Un écrivain israélien : L’assassinat de dirigeants est-il en train de devenir un outil de changement de régime ?

Un écrivain israélien : L'assassinat de dirigeants est-il en train de devenir un outil de changement de régime ?
Le ciblage du défunt guide suprême iranien Ali Khamenei pourrait non seulement constituer un développement sécuritaire dramatique au Moyen-Orient, mais aussi le signe d'un changement plus profond dans les règles des conflits internationaux.
Selon l'ancien diplomate israélien Avi Gil, cet événement pourrait ouvrir la voie à une phase où le ciblage des dirigeants deviendrait un outil courant de la politique internationale, au lieu de se limiter aux guerres traditionnelles entre États.
Dans une tribune publiée dans le Jerusalem Post, Gill soutient que l'assassinat de Khamenei reflète la convergence de plusieurs transformations mondiales, notamment l'incapacité du système international à contenir les menaces majeures, le déclin de la confiance dans l'ordre mondial libéral, la montée du populisme et le développement rapide des techniques d'assassinats ciblés.
L'assassinat de Khamenei reflète la convergence de plusieurs transformations mondiales, notamment l'incapacité du système international à contenir les menaces majeures.
Selon l'auteur, les progrès réalisés dans le domaine des drones, de l'intelligence artificielle et des systèmes de suivi rendent la tactique de ciblage des dirigeants plus réalisable que jamais.
Dans ce contexte, Gill estime que cibler Khamenei pourrait constituer un moment charnière dans un processus où l'élimination des chefs d'État devient un outil politique légitime, les interprétations traditionnelles du droit international s'estompant.
Il ajoute que cette transformation, si elle s'enracine, pourrait ne pas se dérouler en secret comme par le passé, mais plutôt comme une action dont les États déclarent explicitement la responsabilité, tout en soulignant le fondement moral qui, selon eux, la justifie.
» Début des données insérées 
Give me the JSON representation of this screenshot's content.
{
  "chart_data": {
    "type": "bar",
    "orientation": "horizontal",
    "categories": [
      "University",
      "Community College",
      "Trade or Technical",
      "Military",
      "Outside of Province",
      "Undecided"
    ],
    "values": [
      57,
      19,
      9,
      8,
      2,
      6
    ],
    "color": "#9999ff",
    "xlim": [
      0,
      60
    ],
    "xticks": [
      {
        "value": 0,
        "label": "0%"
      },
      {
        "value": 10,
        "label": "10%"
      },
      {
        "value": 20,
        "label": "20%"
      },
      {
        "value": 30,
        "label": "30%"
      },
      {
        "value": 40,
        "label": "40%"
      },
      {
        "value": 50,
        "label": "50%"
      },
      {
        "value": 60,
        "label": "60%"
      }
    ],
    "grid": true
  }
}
Pour expliquer ce concept, Gill fait référence à son livre de science-fiction de 2025, « L'Option Léviathan », dans lequel il imagine une alliance de grandes puissances imposant l'ordre mondial par le biais de ce qu'il appelle la « dissuasion personnelle » contre les dirigeants perçus comme une menace pour la paix internationale.
Dans ce scénario, comme l'explique l'auteur, ce sont les dirigeants eux-mêmes qui deviennent la cible directe des sanctions, au lieu que ce soit leur peuple qui supporte le coût des guerres ; et il soutient que la conscience qu'ont les dirigeants de la possibilité d'être personnellement visés peut, en théorie, créer un effet dissuasif qui les empêche de prendre des décisions controversées.
L'auteur pose la question suivante : qui aura l'autorité pour déterminer quels dirigeants constituent une menace pour l'ordre mondial ?
L'échec du système international
Gill affirme que le système international actuel, dirigé par les Nations Unies, semble incapable de faire face aux grands défis qui menacent l'humanité, tels que la prolifération des armes non conventionnelles, le changement climatique, les épidémies et le terrorisme international.
Dans ce contexte, l'auteur rappelle l'idée du philosophe Thomas Hobbes de « Léviathan » ou « État monstrueux », c'est-à-dire l'autorité suprême capable d'imposer l'ordre et d'empêcher le chaos.
Selon Gill, face à des menaces globales croissantes, cette idée pourrait renaître sous la forme d'une autorité internationale forte imposant ses règles aux États et à leurs dirigeants, et tenant ces derniers personnellement responsables de leurs décisions.
Mais, dans le même temps, l'auteur soulève des questions cruciales : qui aura l'autorité pour déterminer quels dirigeants constituent une menace pour l'ordre mondial ? Et comment s'assurer que cette autorité ne devienne pas un instrument entre les mains de puissances cherchant à servir leurs propres intérêts ?
Il conclut que la politique d'assassinats ciblés, dans laquelle Israël a excellé et qu'il justifie moralement, pourrait finalement se retourner contre ses auteurs si l'élimination des dirigeants devenait une pratique courante dans le nouvel ordre international.